Имею честь быть, милостивый государь, ваш нижайший и покорнейший слуга

С. Хлюстин. 4 февраля.

(71) Посылаю вам стихотворение, написанное мною недели две тому назад; право, не знаю, хорошо ли оно или нет - полагаюсь в этом отношении вполне на Ваше суждение. Если вы найдете пьесу достойною Вашего журнала и если в ней нужно кое-что подправить - пожалуйста отметьте вс , что не получит вашего одобрения. Когда такой знаменитый Поэт становится журналистом. он должен относиться к стихам с величайшей строгостью; поэтому прошу вас обойтись со мною без всякого снисхождения к дружбе, которую я к вам питаю. Если пьеса плоха - вам стоит лишь сказать это совершенно откровенно: я постараюсь написать что-нибудь получше.
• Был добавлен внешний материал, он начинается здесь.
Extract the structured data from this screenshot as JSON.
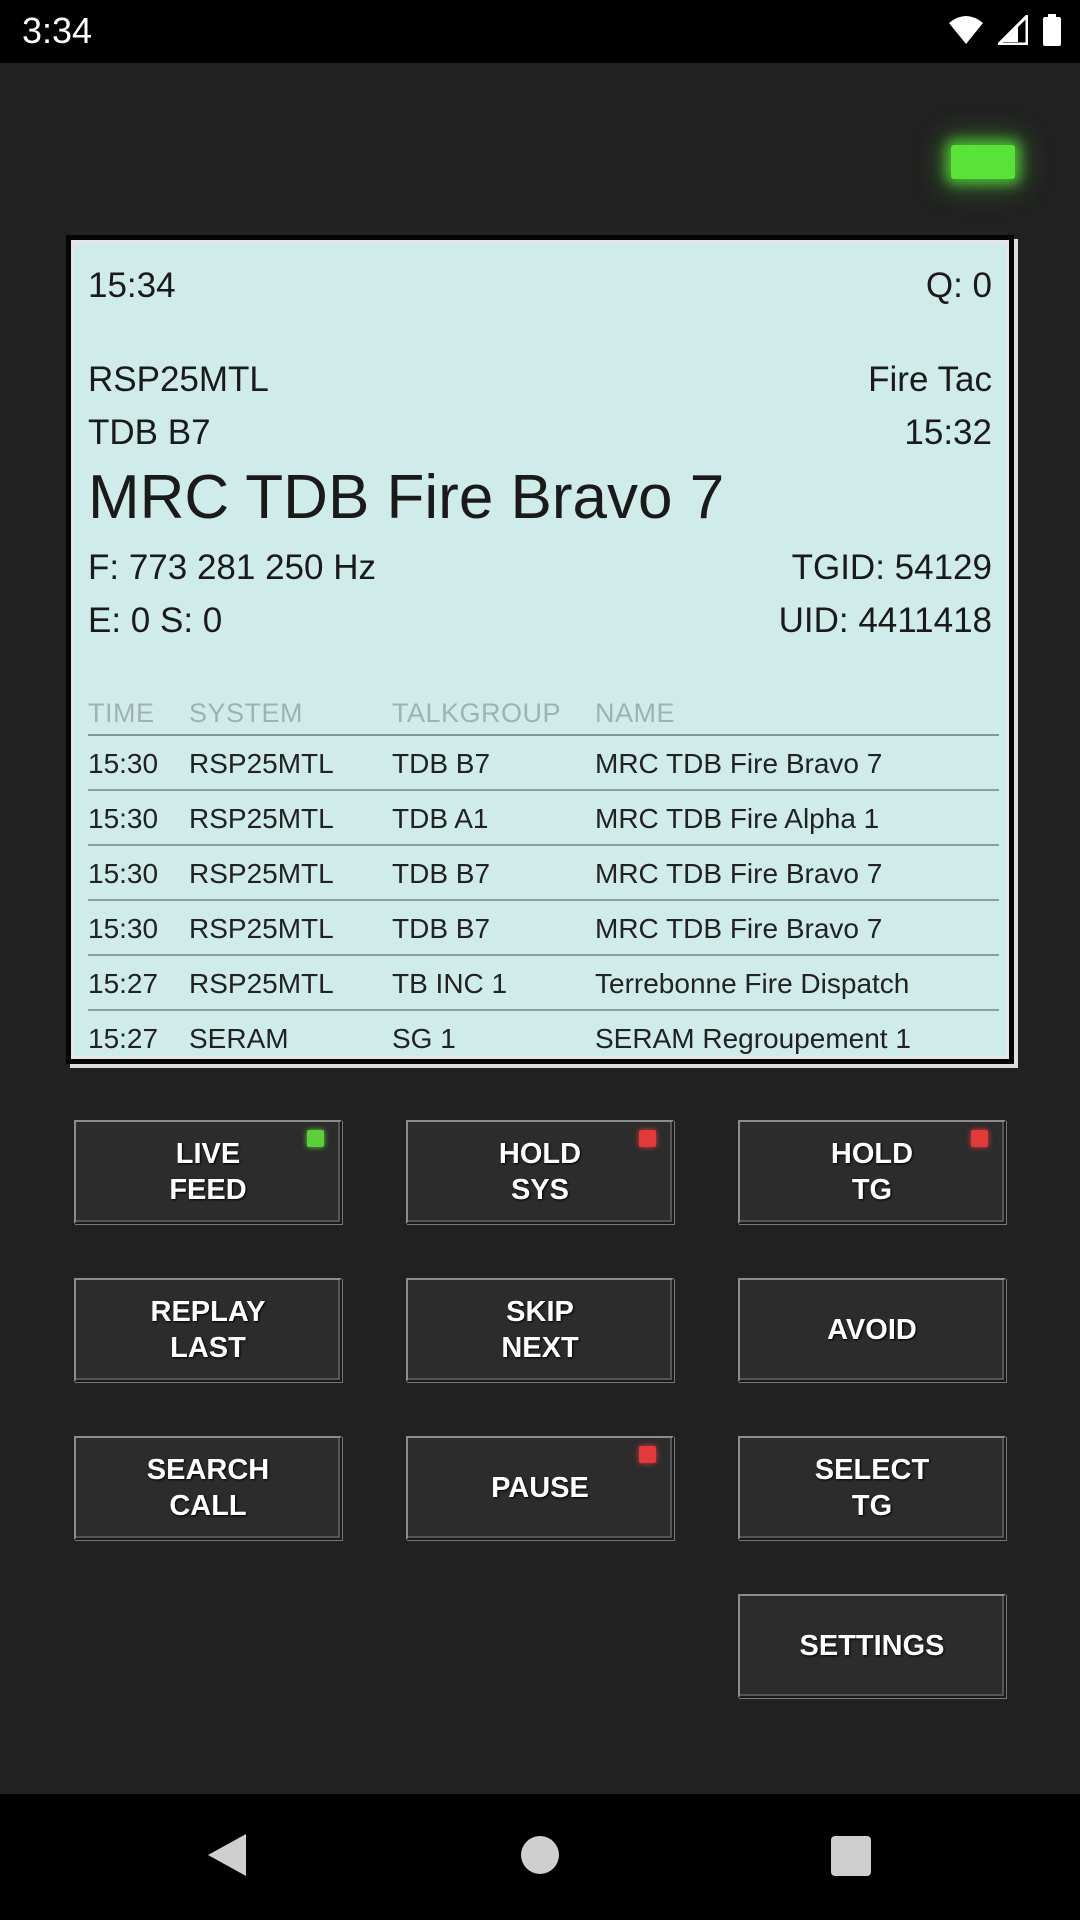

Что касается прозаических статей, которых Вы у меня просите, я серьезно о них подумываю; прежде всего, я хотел бы написать статью о Кукольнике. Так как мы с вами придерживаемся почти одинаковых мнений о нем, не встретится никаких препятствий к помещению данной статьи, цель которой будет: доказать вышеупомянутому автору, что все, им написанное, не многого стоит и что он не овладел даже техникой драматического действия; напасть беспощадным образом на избранный им злополучный жанр, принимая во внимание, что у него есть талант, который, будучи усовершенствован, мог бы, быть может, возвыситься над его бледной посредственностью нынешнего дня. Другая замышляемая мною статья представляет собой разбор критики наших современных критик, помещенной в Сыне Отечества текущего года. Я слишком уважаю ваш журнал, чтобы сделать из него отдушину моего негодования; могу вас заверить, что тон моих статей - по меньшей мере - будет на уровне литературного предприятия, руководителем которого являетесь Вы.